2. Os recorridos, B. e C.,
apresentaram resposta à reclamação, nos seguintes termos.
“Salvo o devido
respeito, que aliás, é muito, não se pode deixar de sublinhar que, o requesto a
que ora se responde encontra-se irremediavelmente condenado ao fracasso,
porquanto encontra-se desnudado de quaisquer fundamentos de facto e de direito
que a suporte.
DA INVOCADA NULIDADE
PROCESSUAL
Analisada aturadamente as
alegações de recurso apresentada e, bem assim, aquilatado o douto acórdão
proferido verifica-se que nenhuma das questões suscitadas pelo arguente
deixaram de ser apreciadas.
Com efeito, nas suas
alegações de recurso, conclui o arguente nos seguintes termos que, com a devida
vénia sempre respeitadora, passamos a transcrever:
1ª- Interpretado o
segmento da norma «contradição sobre a mesma questão fundamental de direito »

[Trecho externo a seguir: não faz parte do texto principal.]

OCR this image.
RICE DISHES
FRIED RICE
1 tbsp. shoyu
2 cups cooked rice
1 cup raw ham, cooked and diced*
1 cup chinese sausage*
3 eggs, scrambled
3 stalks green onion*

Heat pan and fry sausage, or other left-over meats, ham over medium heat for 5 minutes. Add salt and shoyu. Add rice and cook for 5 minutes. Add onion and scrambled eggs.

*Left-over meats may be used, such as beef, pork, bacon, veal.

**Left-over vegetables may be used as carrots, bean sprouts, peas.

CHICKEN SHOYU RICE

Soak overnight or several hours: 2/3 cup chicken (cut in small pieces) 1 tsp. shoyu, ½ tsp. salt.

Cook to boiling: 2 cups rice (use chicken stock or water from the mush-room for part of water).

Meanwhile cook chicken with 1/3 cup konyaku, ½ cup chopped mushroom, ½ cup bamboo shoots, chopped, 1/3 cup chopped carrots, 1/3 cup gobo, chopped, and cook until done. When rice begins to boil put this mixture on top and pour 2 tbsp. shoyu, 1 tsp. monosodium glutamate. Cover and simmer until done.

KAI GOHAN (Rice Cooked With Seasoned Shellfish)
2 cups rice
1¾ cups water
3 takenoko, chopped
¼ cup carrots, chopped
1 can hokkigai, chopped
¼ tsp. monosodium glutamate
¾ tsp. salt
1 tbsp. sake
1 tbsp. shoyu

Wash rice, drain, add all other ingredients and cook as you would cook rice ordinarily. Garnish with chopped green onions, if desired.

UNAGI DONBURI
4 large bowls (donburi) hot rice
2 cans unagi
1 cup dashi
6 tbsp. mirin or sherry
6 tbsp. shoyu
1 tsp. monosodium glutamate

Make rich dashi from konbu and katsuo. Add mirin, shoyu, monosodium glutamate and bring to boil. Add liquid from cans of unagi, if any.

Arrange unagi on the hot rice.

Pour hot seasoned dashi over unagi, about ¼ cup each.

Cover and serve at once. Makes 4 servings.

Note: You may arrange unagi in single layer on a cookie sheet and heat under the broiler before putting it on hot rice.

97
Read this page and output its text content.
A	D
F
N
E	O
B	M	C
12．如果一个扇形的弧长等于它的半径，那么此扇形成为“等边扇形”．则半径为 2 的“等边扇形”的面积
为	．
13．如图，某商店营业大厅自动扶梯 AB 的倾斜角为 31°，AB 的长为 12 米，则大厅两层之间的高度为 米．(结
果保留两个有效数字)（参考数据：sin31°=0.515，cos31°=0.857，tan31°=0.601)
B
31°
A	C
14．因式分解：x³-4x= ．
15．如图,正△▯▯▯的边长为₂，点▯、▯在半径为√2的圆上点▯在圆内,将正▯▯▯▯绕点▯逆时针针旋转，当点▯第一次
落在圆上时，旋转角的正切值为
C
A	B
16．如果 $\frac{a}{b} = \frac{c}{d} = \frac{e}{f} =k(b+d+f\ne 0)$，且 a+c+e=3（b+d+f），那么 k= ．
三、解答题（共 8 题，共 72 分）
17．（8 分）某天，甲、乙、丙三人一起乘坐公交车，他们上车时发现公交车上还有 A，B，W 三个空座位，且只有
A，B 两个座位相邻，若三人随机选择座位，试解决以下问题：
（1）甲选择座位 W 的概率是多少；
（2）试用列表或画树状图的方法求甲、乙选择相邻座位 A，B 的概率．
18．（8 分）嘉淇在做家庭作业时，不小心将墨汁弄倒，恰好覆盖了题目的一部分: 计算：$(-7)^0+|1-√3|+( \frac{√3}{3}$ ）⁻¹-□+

da alínea b) do nº 2 do artigo 671º do Código de Processo Civil, no sentido de
que a admissibilidade do recurso de revista nele previsto implica a verificação
da existência, entre o acórdão – fundamento e o acórdão recorrido, de idêntico
núcleo factual do objecto de ambos, é, materialmente, inconstitucional, porque
viola os princípios constitucionais da separação de poderes, da competência
exclusiva da Assembleia da República e do Governo para legislar, e o da
competência exclusiva dos tribunais, apenas, para aplicar a lei e a ela
sujeitos, na administração da justiça, consagrados, respectivamente, no artigo
2º, na alínea c) do nº 1 do artigo 161º, nas alíneas a) b) e c) do nº 1 do
artigo 202º e no artigo 203º, todos da Constituição da República Portuguesa,
por constituir aditamento legislativo prelo Tribunal aos respectivos requisitos
processuais, previstos na letra dessa norma, para a admissibilidade do recurso.
2ª- Foi essa a
interpretação que o acórdão recorrido de 20 de Abril de 2022 do Supremo
Tribunal de Justiça fez daquele segmento da norma « contradição sobre a mesma
questão fundamental de direito » da alínea b) do nº 2 do artigo 671º do Código
de Processo Civil, ao exigir para a admissibilidade do respectivo recurso de
revista, a existência, entre o acórdão – fundamento e o acórdão recorrido do
Tribunal da Relação de Guimarães de 16 de Novembro de 2017, de idêntico núcleo
factual do objecto de ambos.
3ª- Julgadas procedentes
as anteriores conclusões, e visto o disposto no artigo 204º da Constituição da
República Portuguesa, impõe-se ao Supremo Tribunal de Justiça que reforme a sua
decisão, em conformidade com o previsto no artigo 80º da LTC.
Não há dúvidas que,
sobre o que o Recorrente se insurge é contra a forma como é interpretado o
segmento da norma «contradição sobre a mesma questão fundamental de direito (…)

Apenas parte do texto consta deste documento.